A pathway has been cleared for the grid link to Germany’s 108MW Riffgat offshore wind farm following the removal of 30 tonnes of explosive munitions, said transmission operator TenneT.

Bomb clearance experts working for TenneT declared the final stretch of the 50km submarine cable route safe last week after disposing of the last batch of World War 2 debris, which included grenades and boxes of ammunition.

The all-clear means TenneT can start work on the final section of the link to the wind farm, which has already been completed by utility EWE.

Riffgat is located in the German North Sea, 15km northwest of the island of Borkum. According to TenneT the level of munitions found on the route was far higher than expected, delaying work on the connection.

TenneT said it expects completion of the connection at the beginning of 2014 “due to the continued unpredictability of the weather”.

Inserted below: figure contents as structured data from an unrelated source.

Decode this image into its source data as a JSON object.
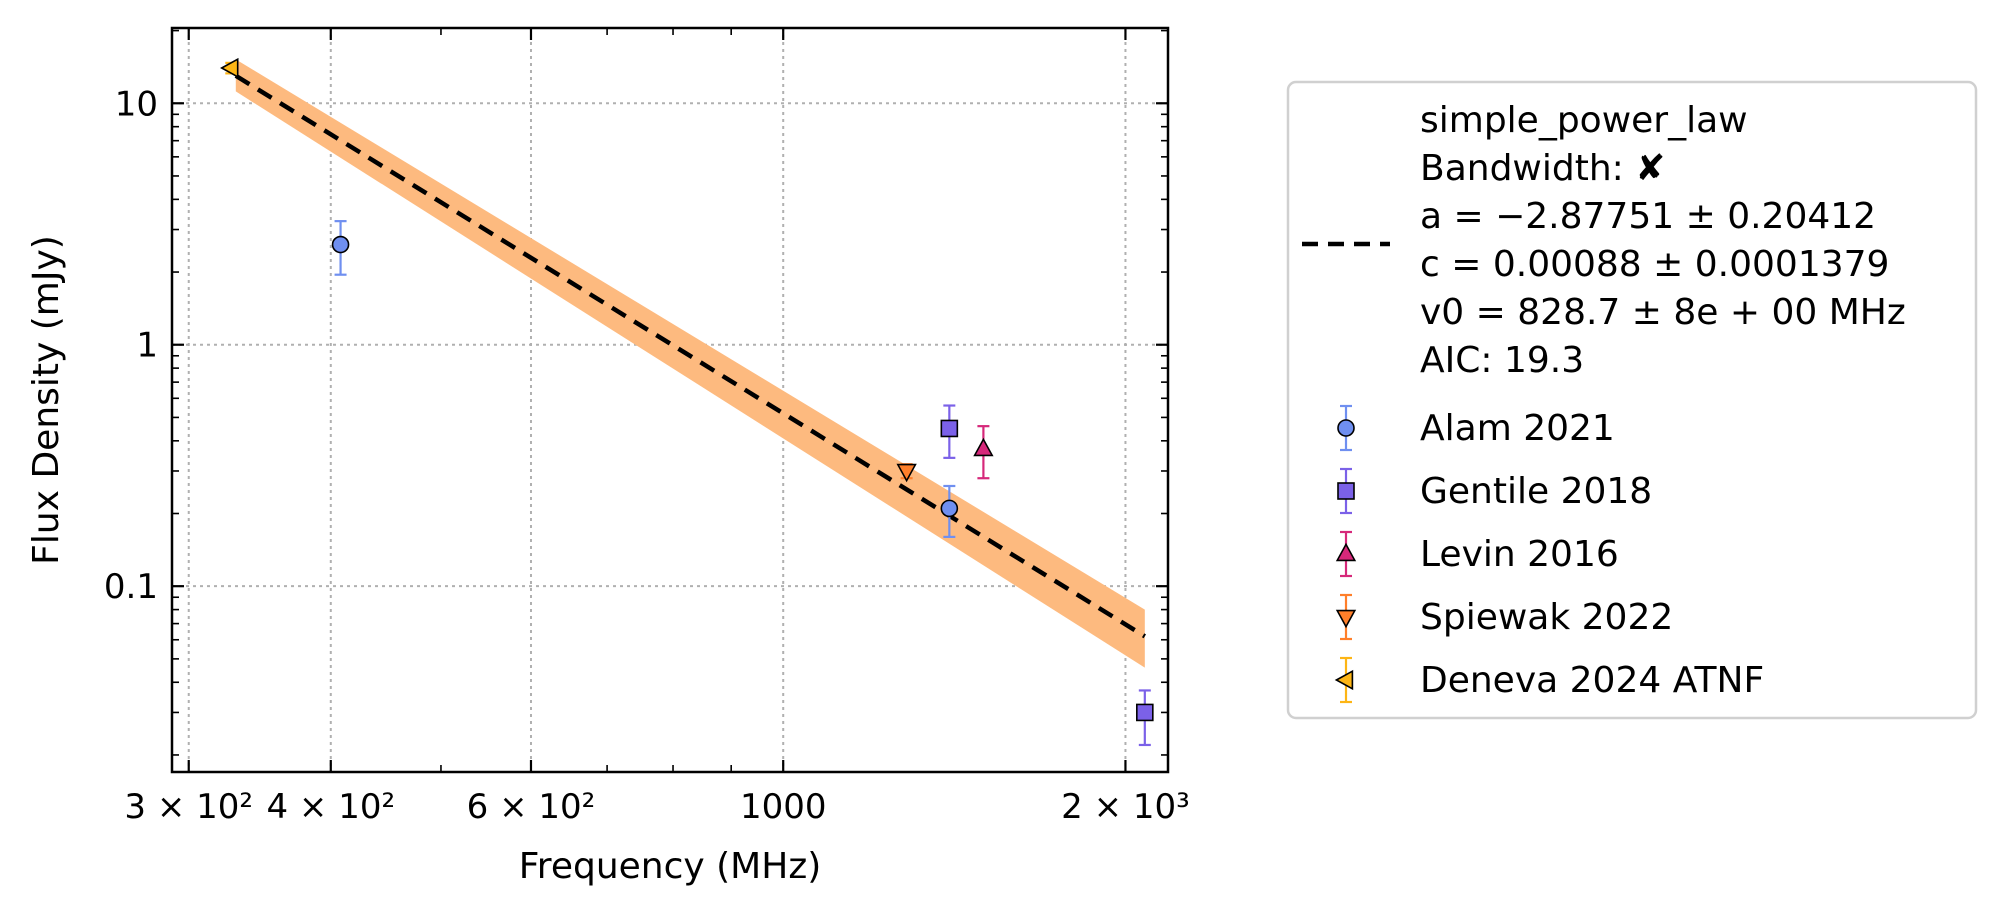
{
  "chart_data": {
    "type": "scatter",
    "xlabel": "Frequency (MHz)",
    "ylabel": "Flux Density (mJy)",
    "xscale": "log",
    "yscale": "log",
    "xlim": [
      290,
      2180
    ],
    "ylim": [
      0.017,
      20.5
    ],
    "grid": true,
    "legend_position": "outside-right",
    "x_ticks": [
      {
        "value": 300,
        "label": "3 × 10²"
      },
      {
        "value": 400,
        "label": "4 × 10²"
      },
      {
        "value": 600,
        "label": "6 × 10²"
      },
      {
        "value": 1000,
        "label": "1000"
      },
      {
        "value": 2000,
        "label": "2 × 10³"
      }
    ],
    "y_ticks": [
      {
        "value": 0.1,
        "label": "0.1"
      },
      {
        "value": 1,
        "label": "1"
      },
      {
        "value": 10,
        "label": "10"
      }
    ],
    "fit": {
      "line": {
        "x_start": 330,
        "y_start": 13.0,
        "x_end": 2080,
        "y_end": 0.062
      },
      "band_lower": {
        "x_start": 330,
        "y_start": 11.2,
        "x_end": 2080,
        "y_end": 0.046
      },
      "band_upper": {
        "x_start": 330,
        "y_start": 15.2,
        "x_end": 2080,
        "y_end": 0.08
      },
      "line_color": "#000000",
      "band_color": "#FDBA7F",
      "legend_lines": [
        "simple_power_law",
        "Bandwidth: ✘",
        "a = −2.87751 ± 0.20412",
        "c = 0.00088 ± 0.0001379",
        "v0 = 828.7 ± 8e + 00 MHz",
        "AIC: 19.3"
      ]
    },
    "series": [
      {
        "name": "Alam 2021",
        "marker": "circle",
        "color": "#6F8FF0",
        "err_color": "#6F8FF0",
        "points": [
          {
            "x": 408,
            "y": 2.6,
            "y_low": 1.95,
            "y_high": 3.25
          },
          {
            "x": 1400,
            "y": 0.21,
            "y_low": 0.16,
            "y_high": 0.26
          }
        ]
      },
      {
        "name": "Gentile 2018",
        "marker": "square",
        "color": "#7B61E8",
        "err_color": "#7B61E8",
        "points": [
          {
            "x": 1400,
            "y": 0.45,
            "y_low": 0.34,
            "y_high": 0.56
          },
          {
            "x": 2080,
            "y": 0.03,
            "y_low": 0.022,
            "y_high": 0.037
          }
        ]
      },
      {
        "name": "Levin 2016",
        "marker": "triangle-up",
        "color": "#D6287A",
        "err_color": "#D6287A",
        "points": [
          {
            "x": 1500,
            "y": 0.37,
            "y_low": 0.28,
            "y_high": 0.46
          }
        ]
      },
      {
        "name": "Spiewak 2022",
        "marker": "triangle-down",
        "color": "#FF7F2A",
        "err_color": "#FF7F2A",
        "points": [
          {
            "x": 1284,
            "y": 0.3,
            "y_low": 0.28,
            "y_high": 0.32
          }
        ]
      },
      {
        "name": "Deneva 2024 ATNF",
        "marker": "triangle-left",
        "color": "#FDB515",
        "err_color": "#FDB515",
        "points": [
          {
            "x": 327,
            "y": 14.0,
            "y_low": 13.3,
            "y_high": 14.7
          }
        ]
      }
    ]
  }
}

World War 2 explosives have become a familiar problem to the fledgling German offshore wind sector.

Some 1.6 million tonnes of weapons from both world wars are still lying on the bottom of the North and Baltic Seas, estimates Heinrich Hirdes, a company specialising in explosive ordnance disposal services.

Allied bombers often dropped unused bombs on the island of Helgoland or the open water when returning to UK bases, while some additional ammunition ended up in the sea for training purposes after the war.

The weaponry near Borkum probably was dumped there by the German army at the end of the war.